Cette politique si constamment heureuse n’éprouva qu’un échec. Trois légions de Germanie attirées dans une embuscade par un jeune chef des Chérusques, Hermann (Arminius), y périrent avec leur général Varus. C’était la Germanie du nord qui se soulevait et refoulait sur le Rhin la domination romaine (9 de J. C). « Varus! Varus, rends-moi mes légions, » s’écriait douloureusement Auguste. Par bonheur, les Germains se divisèrent; Tibère eut le temps d’accourir en Gaule. Il fortifia tous les châteaux le long du Rhin, rétablit la discipline, et, pour ramener un peu de confiance, risqua même les aigles au-delà du fleuve, mais sans faire de conquête. La défaite de Varus avait décidé que la domination romaine ne franchirait pas le Rhin et montré que de ce côté étaient les plus grands périls.

Dernières années d’Auguste (9-14 ap. J.C.)

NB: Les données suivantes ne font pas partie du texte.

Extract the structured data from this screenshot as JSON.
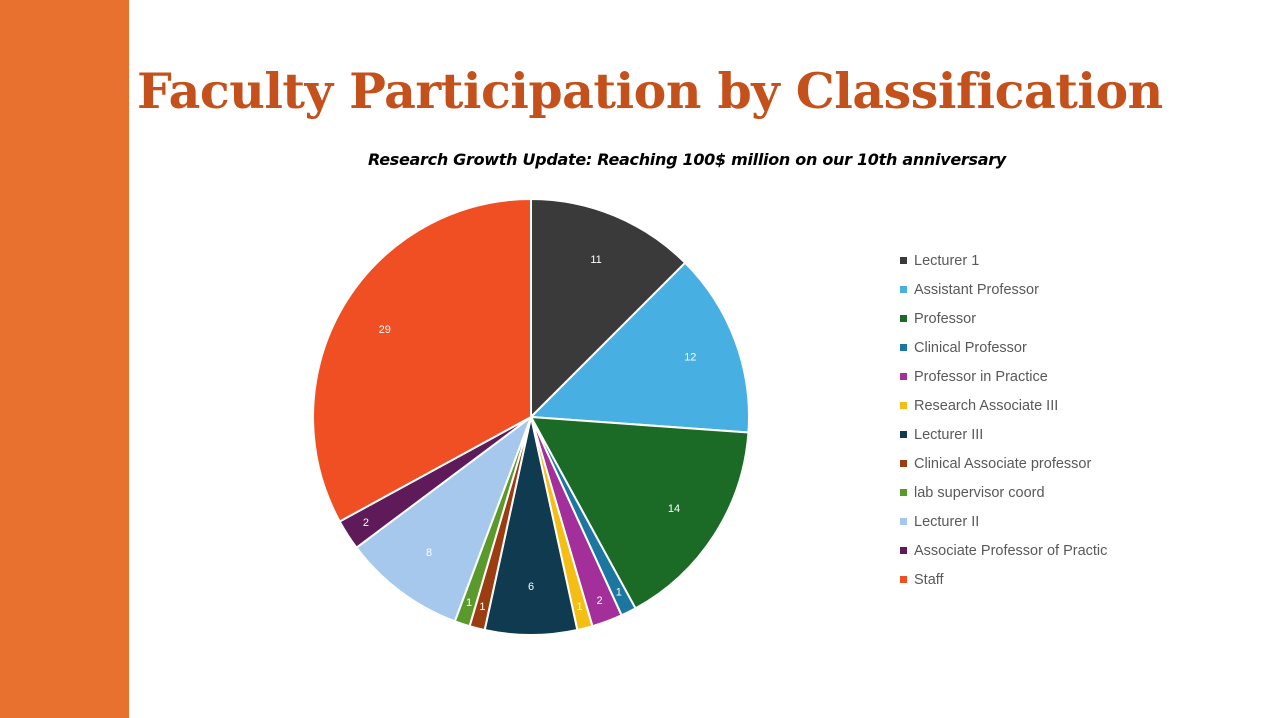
{
  "slide": {
    "title": "Faculty Participation by Classification",
    "accent_color": "#E8712F",
    "title_color": "#C4501B"
  },
  "chart_data": {
    "type": "pie",
    "subtitle": "Research Growth Update: Reaching 100$ million on our 10th anniversary",
    "legend_position": "right",
    "slices": [
      {
        "label": "Lecturer 1",
        "value": 11,
        "color": "#3A3A3A"
      },
      {
        "label": "Assistant Professor",
        "value": 12,
        "color": "#48AFE2"
      },
      {
        "label": "Professor",
        "value": 14,
        "color": "#1B6B27"
      },
      {
        "label": "Clinical Professor",
        "value": 1,
        "color": "#1B76A0"
      },
      {
        "label": "Professor in Practice",
        "value": 2,
        "color": "#A3309A"
      },
      {
        "label": "Research Associate III",
        "value": 1,
        "color": "#F4BE14"
      },
      {
        "label": "Lecturer III",
        "value": 6,
        "color": "#0F3A50"
      },
      {
        "label": "Clinical Associate professor",
        "value": 1,
        "color": "#9C3D11"
      },
      {
        "label": "lab supervisor coord",
        "value": 1,
        "color": "#5A9A2D"
      },
      {
        "label": "Lecturer II",
        "value": 8,
        "color": "#A5C8EC"
      },
      {
        "label": "Associate Professor of Practic",
        "value": 2,
        "color": "#5E1A59"
      },
      {
        "label": "Staff",
        "value": 29,
        "color": "#F04F23"
      }
    ]
  }
}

Auguste finit son règne dans le deuil et dans l’isolement. Il avait vu mourir l’un après l’autre tous ceux qui lui étaient chers : sa soeur Octavie, son neveu Marcellus, le grand Agrippa, son lieutenant, Drusus, un des fils de Livie, Mécène, son conseiller, et ceux qui ont valu, par leurs écrits, à la plus belle période de la littérature latine le nom de siècle d’Auguste, Horace et Virgile. Il avait été contraint d’exiler sa fille Julie à cause de ses désordres, dans l’îlot de Pandataria. Elle avait trois fils, Caïus, Julius et Agrippa Posthume. Les deux premiers moururent, et le troisième se rendit si odieux par ses débauches, que son aïeul le relégua dans l’île de Planasia. La soeur d’Agrippa Posthume, la seconde Julie, accusée des mêmes crimes que sa mère, fut exilée comme elle, et le vieil empereur ne trouva plus dans son palais, de toute la famille impériale, que le fils de l’impératrice Livie, Tibère, qu’il avait adopté. Il mourut le 19 août de l’année 14, durant un voyage en Campanie, à l’âge de 76 ans moins 35 jours.